Full Audio Transcript

Alex Charfen: This is the Momentum Podcast. One of the biggest entrepreneurial fantasies there is is that as a visionary, we can go out and find the person who's going to do all the things in our business that make us uncomfortable, that we don't want to do, that we don't want to participate in, so that we can just stay in the visionary seat and grow the business without any type of frustration or pain. This is literally a fantasy. I've never seen it actually work. And the challenge is, there's another company out there who actually uses this as a business plan that they sell to entrepreneurs.

The myth of the integrator is just that. Do not pursue this outcome. It will hurt you. It will hurt your business. It will challenge your growth and it will put you into massive exposure as an entrepreneur. I'm Alex Charfen and this is the Momentum Podcast made for empire builders, game changers, trailblazers, shot takers, record breakers, world makers and creators of all kinds. Those among us who can't turn it off and don't know why anyone would want to. We challenge complacency, destroy apathy, and we are obsessed with creating momentum. So we can roll over bureaucracy and make our greatest contribution. Sure, we pay attention to their rules, but only so that we can bend them, break them, then rewrite them around our own will. We don't accept our destiny. We define it. We don't understand defeat because you only lose if you stop, and we don't know how.

While the rest of the world strives for average and clings desperately to the status quo, we are the minority, the few who are willing to hallucinate there could be a better future. Instead of just daydreaming of what could be, we endure the vulnerability and exposure it takes to make it real. We are the evolutionary hunters, clearly the most important people in the world, because entrepreneurs are the only source of consistent, positive human evolution and we always will be. I rarely take direct aim at a competitive product or a competitive concept in my podcast, but today I want to make it clear I'm doing that and I want to do it respectfully. I want to do it in a way that isn't... Well, I want to just do it respectfully. And the concept I'm taking aim at today, the concept I want to tear down is the concept presented by Gino Wickman and EOS and the traction systems of the integrator.

Let me explain the concept to you so that you understand what I'm talking about when I say integrator, because this is a concept they created. Gino Wickman grew up in a family business and he worked with his father, and his vision of a business is that there is a visionary CEO on top and now draw a line down to a person called an integrator. Then draw a line down from that. And the rest of the org chart exists beyond that. The way the traction system tells CEOs to grow their businesses is, is to go out and find this person called an integrator and then put all communication, all structure, all of the infrastructure of the business in between, or sorry, put them in between the CEO, the visionary, and the structure of the business, the people, the communication the how things are getting done.

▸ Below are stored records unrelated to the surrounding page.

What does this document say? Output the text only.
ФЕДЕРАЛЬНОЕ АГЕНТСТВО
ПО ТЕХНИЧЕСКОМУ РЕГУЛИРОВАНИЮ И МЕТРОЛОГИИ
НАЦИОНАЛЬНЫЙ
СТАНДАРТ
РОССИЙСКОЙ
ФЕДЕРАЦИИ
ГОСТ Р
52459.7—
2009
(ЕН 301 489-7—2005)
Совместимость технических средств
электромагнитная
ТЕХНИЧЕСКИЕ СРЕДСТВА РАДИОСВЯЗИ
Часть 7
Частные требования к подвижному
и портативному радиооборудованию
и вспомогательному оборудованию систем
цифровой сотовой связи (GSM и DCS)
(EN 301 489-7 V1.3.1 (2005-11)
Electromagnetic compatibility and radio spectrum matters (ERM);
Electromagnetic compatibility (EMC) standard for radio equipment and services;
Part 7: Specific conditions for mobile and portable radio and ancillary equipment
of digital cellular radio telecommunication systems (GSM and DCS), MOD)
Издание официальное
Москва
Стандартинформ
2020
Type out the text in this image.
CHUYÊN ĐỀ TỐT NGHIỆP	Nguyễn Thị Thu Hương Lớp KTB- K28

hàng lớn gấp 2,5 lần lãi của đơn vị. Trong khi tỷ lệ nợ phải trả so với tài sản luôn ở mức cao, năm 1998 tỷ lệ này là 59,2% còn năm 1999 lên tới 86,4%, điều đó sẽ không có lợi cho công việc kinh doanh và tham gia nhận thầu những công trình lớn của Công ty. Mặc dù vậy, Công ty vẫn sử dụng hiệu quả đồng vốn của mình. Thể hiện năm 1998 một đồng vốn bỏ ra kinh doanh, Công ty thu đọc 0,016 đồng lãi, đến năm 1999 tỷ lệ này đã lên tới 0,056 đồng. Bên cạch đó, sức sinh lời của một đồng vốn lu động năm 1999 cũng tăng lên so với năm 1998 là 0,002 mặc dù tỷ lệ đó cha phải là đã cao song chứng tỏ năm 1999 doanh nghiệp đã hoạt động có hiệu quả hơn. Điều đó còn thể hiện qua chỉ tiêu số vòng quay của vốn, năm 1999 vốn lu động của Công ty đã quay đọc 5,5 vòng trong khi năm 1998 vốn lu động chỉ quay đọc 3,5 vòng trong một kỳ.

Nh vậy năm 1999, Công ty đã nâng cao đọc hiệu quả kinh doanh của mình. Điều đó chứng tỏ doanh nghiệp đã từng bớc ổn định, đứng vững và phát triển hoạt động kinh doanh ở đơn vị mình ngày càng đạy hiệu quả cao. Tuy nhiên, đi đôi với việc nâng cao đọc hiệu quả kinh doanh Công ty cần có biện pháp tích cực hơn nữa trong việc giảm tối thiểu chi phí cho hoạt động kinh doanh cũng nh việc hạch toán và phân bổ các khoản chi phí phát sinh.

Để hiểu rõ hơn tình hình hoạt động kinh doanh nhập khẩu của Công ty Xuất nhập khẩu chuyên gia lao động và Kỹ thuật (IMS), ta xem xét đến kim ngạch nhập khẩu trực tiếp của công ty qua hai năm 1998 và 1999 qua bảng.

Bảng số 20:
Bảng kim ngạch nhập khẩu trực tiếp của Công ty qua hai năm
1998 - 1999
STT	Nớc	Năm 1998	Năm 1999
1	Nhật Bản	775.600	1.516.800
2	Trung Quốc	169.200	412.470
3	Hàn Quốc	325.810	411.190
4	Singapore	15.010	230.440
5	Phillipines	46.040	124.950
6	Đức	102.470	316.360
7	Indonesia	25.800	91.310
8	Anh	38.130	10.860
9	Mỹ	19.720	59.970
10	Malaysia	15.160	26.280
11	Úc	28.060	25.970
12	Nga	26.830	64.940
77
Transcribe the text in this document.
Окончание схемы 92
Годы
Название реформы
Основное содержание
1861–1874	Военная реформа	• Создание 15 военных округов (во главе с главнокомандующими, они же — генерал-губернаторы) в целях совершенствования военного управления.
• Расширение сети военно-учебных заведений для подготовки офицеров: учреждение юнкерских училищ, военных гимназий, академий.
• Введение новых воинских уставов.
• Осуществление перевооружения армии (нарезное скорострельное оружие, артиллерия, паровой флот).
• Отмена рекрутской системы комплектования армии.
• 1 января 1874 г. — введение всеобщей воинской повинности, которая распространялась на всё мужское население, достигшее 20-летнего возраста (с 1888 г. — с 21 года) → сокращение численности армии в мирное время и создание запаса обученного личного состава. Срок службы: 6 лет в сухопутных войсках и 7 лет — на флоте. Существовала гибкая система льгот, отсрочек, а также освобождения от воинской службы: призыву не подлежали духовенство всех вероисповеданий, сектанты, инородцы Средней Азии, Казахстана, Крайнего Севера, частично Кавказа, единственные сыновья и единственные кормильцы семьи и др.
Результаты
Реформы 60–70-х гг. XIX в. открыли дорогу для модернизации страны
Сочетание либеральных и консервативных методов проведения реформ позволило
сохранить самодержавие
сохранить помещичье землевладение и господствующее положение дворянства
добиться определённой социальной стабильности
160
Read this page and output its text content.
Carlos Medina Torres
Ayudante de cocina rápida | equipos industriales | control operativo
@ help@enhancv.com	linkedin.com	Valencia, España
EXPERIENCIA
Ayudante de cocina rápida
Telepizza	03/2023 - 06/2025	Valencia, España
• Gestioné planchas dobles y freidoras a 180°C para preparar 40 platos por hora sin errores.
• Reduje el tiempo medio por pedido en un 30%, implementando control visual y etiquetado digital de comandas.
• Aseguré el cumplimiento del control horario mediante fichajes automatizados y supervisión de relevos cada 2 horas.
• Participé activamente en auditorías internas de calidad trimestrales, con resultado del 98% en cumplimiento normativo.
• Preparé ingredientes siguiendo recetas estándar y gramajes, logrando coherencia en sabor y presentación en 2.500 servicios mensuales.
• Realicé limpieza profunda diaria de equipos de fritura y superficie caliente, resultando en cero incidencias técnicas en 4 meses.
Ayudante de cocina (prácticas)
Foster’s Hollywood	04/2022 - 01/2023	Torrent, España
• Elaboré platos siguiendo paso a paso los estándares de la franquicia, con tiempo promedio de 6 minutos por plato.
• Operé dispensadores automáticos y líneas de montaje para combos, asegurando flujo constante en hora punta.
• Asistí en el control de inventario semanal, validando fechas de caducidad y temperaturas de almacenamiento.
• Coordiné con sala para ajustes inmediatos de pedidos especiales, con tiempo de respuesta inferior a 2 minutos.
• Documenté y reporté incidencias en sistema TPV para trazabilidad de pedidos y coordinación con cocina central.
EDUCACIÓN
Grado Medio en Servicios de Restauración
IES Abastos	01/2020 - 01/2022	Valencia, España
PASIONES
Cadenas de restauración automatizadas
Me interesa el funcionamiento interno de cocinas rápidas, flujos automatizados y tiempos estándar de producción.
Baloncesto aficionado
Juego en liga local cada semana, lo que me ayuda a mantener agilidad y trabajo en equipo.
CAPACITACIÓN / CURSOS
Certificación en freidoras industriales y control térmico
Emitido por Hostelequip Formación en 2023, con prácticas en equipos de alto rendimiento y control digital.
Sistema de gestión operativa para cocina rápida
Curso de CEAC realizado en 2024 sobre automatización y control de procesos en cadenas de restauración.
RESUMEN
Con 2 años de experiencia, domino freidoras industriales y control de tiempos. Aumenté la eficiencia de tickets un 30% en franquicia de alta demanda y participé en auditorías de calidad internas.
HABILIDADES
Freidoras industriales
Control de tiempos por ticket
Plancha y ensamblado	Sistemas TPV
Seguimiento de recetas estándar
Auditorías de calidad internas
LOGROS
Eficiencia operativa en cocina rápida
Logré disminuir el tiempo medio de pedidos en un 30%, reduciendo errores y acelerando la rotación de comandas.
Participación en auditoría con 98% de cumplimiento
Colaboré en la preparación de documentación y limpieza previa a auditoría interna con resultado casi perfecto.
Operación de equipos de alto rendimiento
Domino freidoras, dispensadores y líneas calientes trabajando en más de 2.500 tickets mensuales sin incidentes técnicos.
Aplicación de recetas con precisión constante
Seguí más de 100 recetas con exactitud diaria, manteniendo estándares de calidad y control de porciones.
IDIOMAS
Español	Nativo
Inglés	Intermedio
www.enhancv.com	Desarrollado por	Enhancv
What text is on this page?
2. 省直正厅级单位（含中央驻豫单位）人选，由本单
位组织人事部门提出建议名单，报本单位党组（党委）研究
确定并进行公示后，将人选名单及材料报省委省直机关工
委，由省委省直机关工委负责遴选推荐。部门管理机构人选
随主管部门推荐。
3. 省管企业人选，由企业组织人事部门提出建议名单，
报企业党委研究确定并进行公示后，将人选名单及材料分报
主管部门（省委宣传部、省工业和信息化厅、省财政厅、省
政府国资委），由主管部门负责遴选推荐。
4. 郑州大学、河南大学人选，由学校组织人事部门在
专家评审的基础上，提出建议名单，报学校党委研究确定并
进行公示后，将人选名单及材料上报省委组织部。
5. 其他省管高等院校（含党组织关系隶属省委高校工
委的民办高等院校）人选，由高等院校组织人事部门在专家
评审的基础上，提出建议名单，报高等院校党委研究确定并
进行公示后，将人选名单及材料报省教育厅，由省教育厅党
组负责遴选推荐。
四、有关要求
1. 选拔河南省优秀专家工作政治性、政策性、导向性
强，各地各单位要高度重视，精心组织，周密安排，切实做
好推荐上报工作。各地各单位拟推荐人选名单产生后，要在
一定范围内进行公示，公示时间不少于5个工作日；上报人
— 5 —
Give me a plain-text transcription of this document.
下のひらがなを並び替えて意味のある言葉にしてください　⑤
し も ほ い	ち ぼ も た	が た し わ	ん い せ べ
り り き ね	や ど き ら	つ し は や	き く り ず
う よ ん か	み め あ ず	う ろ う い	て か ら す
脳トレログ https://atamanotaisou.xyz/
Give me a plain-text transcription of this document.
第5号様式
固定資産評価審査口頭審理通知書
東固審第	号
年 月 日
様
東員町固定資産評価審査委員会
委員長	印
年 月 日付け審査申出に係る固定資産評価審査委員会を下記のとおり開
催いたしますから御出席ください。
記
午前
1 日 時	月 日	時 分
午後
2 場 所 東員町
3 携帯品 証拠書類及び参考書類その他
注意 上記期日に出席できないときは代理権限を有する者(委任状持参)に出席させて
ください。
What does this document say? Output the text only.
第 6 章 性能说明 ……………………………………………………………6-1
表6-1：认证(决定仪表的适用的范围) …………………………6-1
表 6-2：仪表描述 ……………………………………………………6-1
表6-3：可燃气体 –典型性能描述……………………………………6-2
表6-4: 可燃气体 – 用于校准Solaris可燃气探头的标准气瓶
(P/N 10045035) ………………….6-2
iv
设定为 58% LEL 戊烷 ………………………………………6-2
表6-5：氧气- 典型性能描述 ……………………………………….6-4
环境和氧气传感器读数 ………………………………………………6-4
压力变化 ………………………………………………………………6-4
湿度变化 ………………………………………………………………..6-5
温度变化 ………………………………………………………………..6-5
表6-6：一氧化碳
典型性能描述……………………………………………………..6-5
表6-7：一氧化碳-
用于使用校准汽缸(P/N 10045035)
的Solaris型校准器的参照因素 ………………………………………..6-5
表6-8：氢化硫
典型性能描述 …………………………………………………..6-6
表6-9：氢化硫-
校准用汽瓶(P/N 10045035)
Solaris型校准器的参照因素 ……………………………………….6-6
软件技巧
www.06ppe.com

Literally, the traction org charts are all drawn with CEO on top, line, integrator, rest of the org chart on bottom.

When I was a consultant, we used to make fun of those org charts, because whenever a visionary CEO was so detached from the company that they only communicated with one person and their primary communication was one person, we would joke about it like when you look at their org chart, it looked like a rake because it had this long handle on top and the org chart on the bottom. We would always say, "The handle's going to break in the middle on the rake, the handle's going to break at the integrator," and here's why this happens. When you take a person and you put them... Here's why the handle breaks when you take a person and you put them in that role.

So let's get real about why this promise works, why traction works, why people buy into this, why they say, "Hey, this makes sense. This is going to be great," because let me just repeat what I'm saying. So you're going to take your business and you're going to put a person in between you and the business and literally in between you and the business on the org chart and you're going to find a person who, today is capable of running your business, but is also capable of growing as you go from a million to three and three to 10 and 10 to 30 and continue to be in that general manager, integrator, running everything, running the whole business, communicating with everybody for you role, so that human being is near impossible to find. Now, if you work in a business where you're working with your dad, familial relationships create a lot of this visionary integrator relationship and we see it often where there's husband and wife or father, son, mother, daughter, where visionary integrator exists, and so it sometimes works in family relationships, but the reason the promise works is that this is what entrepreneurs want anyway.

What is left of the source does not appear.